Stress and Insulin Resistance
Another reason why understanding insulin resistance is so important is because stress can play a major role. During the stress response, several hormones are released by the adrenal glands to alert the individual to a threat or challenge to the body’s homoeostatic mechanisms. Such hormones include dehydroepiandrosterone (DHEA), cortisol, adrenaline and noradrenaline, all secreted from your adrenal glands.
Under stress, there can be a breakdown of your muscles, and stored glycogen in the liver can be dumped back into the bloodstream to be stored as fat. Inadequate function of the adrenal cortex may lead to disturbances of carbohydrate, fat and protein metabolism. This stress effect on your body may progress to hypoglycemia and insulin resistance.
An inability to cope with stress is a common feature of insulin resistance. Classic signs and symptoms of adrenal stress include anxiety, insomnia and altered moods.

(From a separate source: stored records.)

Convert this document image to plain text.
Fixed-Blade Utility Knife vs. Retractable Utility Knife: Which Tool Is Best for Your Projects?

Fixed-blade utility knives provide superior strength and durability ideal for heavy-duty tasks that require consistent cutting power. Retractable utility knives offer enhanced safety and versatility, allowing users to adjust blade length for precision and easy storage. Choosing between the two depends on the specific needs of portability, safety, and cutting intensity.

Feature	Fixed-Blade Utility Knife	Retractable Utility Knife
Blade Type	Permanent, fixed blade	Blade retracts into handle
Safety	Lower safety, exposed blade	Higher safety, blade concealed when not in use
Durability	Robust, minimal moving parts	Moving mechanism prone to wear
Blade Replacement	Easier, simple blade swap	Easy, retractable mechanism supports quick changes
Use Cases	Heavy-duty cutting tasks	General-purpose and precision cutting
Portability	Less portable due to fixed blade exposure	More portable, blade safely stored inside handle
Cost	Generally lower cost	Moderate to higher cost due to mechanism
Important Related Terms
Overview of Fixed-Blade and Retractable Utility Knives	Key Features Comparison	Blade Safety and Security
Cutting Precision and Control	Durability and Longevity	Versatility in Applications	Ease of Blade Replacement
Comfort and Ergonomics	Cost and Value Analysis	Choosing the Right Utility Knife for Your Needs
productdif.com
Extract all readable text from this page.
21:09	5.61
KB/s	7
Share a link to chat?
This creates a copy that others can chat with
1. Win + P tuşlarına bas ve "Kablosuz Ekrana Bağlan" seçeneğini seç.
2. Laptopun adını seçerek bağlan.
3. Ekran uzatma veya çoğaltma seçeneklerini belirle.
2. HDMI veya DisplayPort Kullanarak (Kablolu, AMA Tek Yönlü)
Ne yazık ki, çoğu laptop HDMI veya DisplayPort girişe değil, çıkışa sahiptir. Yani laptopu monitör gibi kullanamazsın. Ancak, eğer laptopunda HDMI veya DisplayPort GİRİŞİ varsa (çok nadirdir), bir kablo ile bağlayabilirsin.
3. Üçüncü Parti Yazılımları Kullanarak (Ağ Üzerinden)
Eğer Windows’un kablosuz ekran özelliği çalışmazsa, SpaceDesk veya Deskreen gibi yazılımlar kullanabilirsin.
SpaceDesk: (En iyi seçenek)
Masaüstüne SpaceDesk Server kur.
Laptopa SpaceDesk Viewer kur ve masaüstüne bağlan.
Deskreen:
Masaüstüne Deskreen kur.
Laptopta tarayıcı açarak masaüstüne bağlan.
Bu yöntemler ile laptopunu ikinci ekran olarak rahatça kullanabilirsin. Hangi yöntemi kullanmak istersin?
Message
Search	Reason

New research suggests that, over time, the regular use of stress management techniques can significantly reduce blood glucose levels in Type 2 diabetics. Given the consequences of stress listed above, it is very important that stress coping techniques form an integral component of your treatment plan for insulin resistance.
PCOS and Insulin Resistance
Understanding insulin resistance may help you understand why you have PCOS in the first place and some of the associated symptoms (although not every woman with PCOS will have insulin resistance, but 80% do). A diet high in refined carbohydrates leads to insulin resistance syndrome putting you at risk of developing PCOS.
Elevated insulin levels promote androgen production. It is these androgens, or male-type hormones, that prevent or cause irregular ovulation. Over time this results in infertility and other menstrual problems. The distressing physical signs of PCOS, such as acne, skin pigmentation and excess body hair are also due to excessive androgen levels.